TT6: Simplify stat tracking with a std::map

This post is a technical post on how I put together stat tracking for Isotower, for the goals system.

A few days ago, I decided to add goals, or missions, or tasks, or quests to Isotower. I don’t have a name for them in the game, but in the code, they’re goals. Essentially, each goal would track a few stats, like how many people of a certain social class were in the tower, or how many rooms of a certain type were built, or how much money was being made per day, or per week. I was already tracking a lot of these stats, but they were often in their own variables stored in factories, or in the finance code. Writing code to look up this information in an easy way would get complicated if each stat had to have a different function pointer, or if there had to be a giant switch/case statement to know which stat pointed to which factory function. Pointers could have worked, and been fast, but there still would have been a need for a switch/case statement to know what to point to for each part of the goal.

Instead, I created a very simple factory to store a collection of stats, and used a std::map<std::string, double> to store everything. Double because finances and averages would be tracked, as well. This lets me store each stat as a std::string for the goals, and then simply look up the value in the StatTracker data to see if the goal has been reached. The code for the goals is easy to use and understand, I can track stats simply by simply calling StatTracker::INSTANCE().addValue(“new stat to track”); and it all ends up working smoothly. The final code came out to 4 public functions, and a mostly used for debug toString() function. The code is pasted here, because why not.


#include <map>
#include <string>

class StatTracker {
 std::map<std::string, double> stats;

 StatTracker(StatTracker const&);
 void operator=(StatTracker const&);
 static StatTracker & INSTANCE();

 void addValue(std::string);
 void setValue(std::string, double);
 void changeValue(std::string, double);
 double getValue(std::string);

 std::string toString();

#include "source/Managers/StatTracker.hpp"

#include <sstream>

void StatTracker::addValue(std::string index)
 this->stats.insert(std::pair<std::string, double>(index, 0));

void StatTracker::setValue(std::string index, double value)
 this->stats[index] = value;

void StatTracker::changeValue(std::string index, double value)
 this->stats[index] += value;

double StatTracker::getValue(std::string index)
 return this->stats[index];

std::string StatTracker::toString()
 std::stringstream temp;

 for (const auto &pair : this->stats)
 temp<<pair.first<<": "<<pair.second<<".\n";

 return temp.str();

StatTracker::StatTracker() { }

StatTracker & StatTracker::INSTANCE()
 static StatTracker instance;

 return instance;

69 lines in total (25+44). Much easier to use and understand.

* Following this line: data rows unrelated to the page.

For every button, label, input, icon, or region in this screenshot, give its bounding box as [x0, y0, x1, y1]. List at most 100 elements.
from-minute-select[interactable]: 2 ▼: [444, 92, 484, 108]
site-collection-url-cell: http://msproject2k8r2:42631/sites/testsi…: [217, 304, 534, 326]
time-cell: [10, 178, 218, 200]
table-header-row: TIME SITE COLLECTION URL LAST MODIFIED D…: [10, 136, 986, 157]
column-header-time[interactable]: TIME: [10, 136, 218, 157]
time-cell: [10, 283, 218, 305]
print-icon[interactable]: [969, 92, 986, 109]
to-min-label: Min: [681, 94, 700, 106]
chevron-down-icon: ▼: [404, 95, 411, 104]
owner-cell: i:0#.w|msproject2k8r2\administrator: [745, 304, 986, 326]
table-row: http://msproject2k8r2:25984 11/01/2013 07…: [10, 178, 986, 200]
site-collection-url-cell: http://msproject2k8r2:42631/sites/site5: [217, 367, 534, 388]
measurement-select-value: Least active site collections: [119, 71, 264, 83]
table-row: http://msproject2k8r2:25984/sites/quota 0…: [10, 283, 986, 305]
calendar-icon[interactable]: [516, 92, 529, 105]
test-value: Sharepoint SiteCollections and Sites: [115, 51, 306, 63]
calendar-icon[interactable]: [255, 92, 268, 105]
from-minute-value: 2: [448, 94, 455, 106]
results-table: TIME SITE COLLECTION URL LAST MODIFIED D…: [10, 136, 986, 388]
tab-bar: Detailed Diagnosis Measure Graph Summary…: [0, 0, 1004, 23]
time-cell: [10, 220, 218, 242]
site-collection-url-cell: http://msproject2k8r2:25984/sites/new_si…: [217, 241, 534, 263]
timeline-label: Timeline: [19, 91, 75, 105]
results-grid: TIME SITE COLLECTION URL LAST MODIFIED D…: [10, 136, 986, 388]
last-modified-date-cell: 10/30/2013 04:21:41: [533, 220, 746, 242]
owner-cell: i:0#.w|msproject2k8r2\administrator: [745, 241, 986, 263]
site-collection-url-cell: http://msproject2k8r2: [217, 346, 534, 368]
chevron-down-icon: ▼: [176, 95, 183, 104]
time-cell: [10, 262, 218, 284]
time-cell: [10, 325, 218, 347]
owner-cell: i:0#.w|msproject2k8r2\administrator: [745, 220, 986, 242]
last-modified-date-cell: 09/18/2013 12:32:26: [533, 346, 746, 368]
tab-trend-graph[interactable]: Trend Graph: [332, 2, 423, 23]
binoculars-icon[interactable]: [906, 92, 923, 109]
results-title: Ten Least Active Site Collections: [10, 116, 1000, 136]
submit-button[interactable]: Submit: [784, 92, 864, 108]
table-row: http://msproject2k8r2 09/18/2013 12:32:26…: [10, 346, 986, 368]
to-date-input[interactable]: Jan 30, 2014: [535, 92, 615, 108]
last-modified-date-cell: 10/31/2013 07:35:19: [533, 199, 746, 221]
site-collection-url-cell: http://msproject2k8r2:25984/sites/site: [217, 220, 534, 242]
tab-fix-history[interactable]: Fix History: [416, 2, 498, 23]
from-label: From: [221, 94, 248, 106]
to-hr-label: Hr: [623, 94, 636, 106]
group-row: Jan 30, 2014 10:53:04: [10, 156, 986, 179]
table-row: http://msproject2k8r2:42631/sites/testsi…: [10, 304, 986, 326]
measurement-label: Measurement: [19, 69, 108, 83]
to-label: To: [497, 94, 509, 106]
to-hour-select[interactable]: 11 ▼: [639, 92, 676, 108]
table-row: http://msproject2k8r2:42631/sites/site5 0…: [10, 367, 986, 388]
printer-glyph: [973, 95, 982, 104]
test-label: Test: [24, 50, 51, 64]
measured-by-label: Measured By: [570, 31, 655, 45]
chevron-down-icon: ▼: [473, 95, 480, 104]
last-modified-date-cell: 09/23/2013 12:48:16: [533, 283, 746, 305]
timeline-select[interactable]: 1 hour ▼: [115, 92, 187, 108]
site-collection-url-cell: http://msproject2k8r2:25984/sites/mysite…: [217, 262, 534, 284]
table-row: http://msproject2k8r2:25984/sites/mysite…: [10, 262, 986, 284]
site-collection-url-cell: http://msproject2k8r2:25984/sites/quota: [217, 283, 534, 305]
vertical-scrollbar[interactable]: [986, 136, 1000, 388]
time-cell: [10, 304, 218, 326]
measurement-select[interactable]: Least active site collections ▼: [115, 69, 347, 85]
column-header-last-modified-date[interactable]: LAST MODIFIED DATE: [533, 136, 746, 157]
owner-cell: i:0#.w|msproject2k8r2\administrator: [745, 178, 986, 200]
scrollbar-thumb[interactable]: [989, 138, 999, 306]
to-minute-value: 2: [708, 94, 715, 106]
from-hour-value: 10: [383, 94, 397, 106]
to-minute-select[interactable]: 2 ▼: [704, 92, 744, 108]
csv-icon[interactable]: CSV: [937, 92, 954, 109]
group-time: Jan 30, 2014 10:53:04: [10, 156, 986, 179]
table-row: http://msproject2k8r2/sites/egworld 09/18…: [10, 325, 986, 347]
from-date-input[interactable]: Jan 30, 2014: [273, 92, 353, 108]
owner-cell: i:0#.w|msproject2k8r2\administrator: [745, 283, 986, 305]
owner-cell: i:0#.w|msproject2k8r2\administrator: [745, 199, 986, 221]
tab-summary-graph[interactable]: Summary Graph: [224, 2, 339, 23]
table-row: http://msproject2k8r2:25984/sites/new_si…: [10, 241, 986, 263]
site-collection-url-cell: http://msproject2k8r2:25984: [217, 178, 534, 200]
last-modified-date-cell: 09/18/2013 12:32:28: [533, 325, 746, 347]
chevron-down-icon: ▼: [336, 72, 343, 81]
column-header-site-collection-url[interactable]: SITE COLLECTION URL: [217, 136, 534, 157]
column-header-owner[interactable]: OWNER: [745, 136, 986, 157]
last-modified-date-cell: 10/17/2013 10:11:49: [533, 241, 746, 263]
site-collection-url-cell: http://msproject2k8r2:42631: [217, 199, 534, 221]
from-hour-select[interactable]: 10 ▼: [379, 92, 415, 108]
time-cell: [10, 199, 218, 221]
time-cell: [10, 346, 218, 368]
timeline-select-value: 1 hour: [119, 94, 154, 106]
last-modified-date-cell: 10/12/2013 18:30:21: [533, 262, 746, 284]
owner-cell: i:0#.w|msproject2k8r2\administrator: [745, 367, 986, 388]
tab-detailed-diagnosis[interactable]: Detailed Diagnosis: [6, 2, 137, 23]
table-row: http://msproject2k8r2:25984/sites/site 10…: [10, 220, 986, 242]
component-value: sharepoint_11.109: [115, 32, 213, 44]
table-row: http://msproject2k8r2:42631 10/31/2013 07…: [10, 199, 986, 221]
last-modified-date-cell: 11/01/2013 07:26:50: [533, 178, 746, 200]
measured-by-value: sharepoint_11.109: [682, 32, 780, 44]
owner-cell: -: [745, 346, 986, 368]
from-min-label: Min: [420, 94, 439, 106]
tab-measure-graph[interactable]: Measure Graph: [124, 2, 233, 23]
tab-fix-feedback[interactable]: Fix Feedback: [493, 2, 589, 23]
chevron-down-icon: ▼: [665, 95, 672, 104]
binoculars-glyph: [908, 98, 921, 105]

Sidenote: I use this singleton pattern in almost all the areas of my code. It might not be the “right” way to program things, but it’s easy to use, and at the moment, it does what I need.

TT5: Adding an interface

In the past few weeks, I’ve been working to add more depth to the game, and finished up some of the major systems. The biggest set of changes has been with the rooms, switching up how they worked internally, and solving a few problems along the way.

At the moment, the first thing needed is a construction office. It’ll hire construction workers to build the rest of your rooms. Only one construction worker can be dispatched to a newly built room at a time from each individual construction office, but building more offices can speed up the process of building a new room. Once rooms are built, they’ll have various requirements before people will rent them, or show up to shop at stores or eat at restaurants. Hotel rooms can be rented out, but will get dirty once everyone has left for the day, so they’ll need to be cleaned regularly. Security personal will occasionally need to be dispatched to rooms in case of threats. Rooms have a variety of factors that go into keeping high rating, from surrounding noise and beauty levels to how happy their tenants are, to how much money they’re making per day.


The interface for querying a room
The interface for querying a room.

There are still plenty of systems and other things to add and improve upon within the game. However, most of the major functions of the rooms are in place, so today, I’ve begun working out the interface layout that shows up when you query a room (seen above). This is not final (it needs a fair bit of work, obviously), but it contains all of the information about the room that the player will need. the red to green rectangle is the rating indicator, which will provide more detailed information when the player hovers over it. The three buttons will turn into tabs (defaulting to showing the info panel), and the info panel contains details from the income of the day and current rent price to how old the room is and “thoughts” which are more like messages from the room itself (and where you can find out if you’re missing a requirement or similar things).


The interface in the wild of the full game window.
The interface in the wild of the full game window.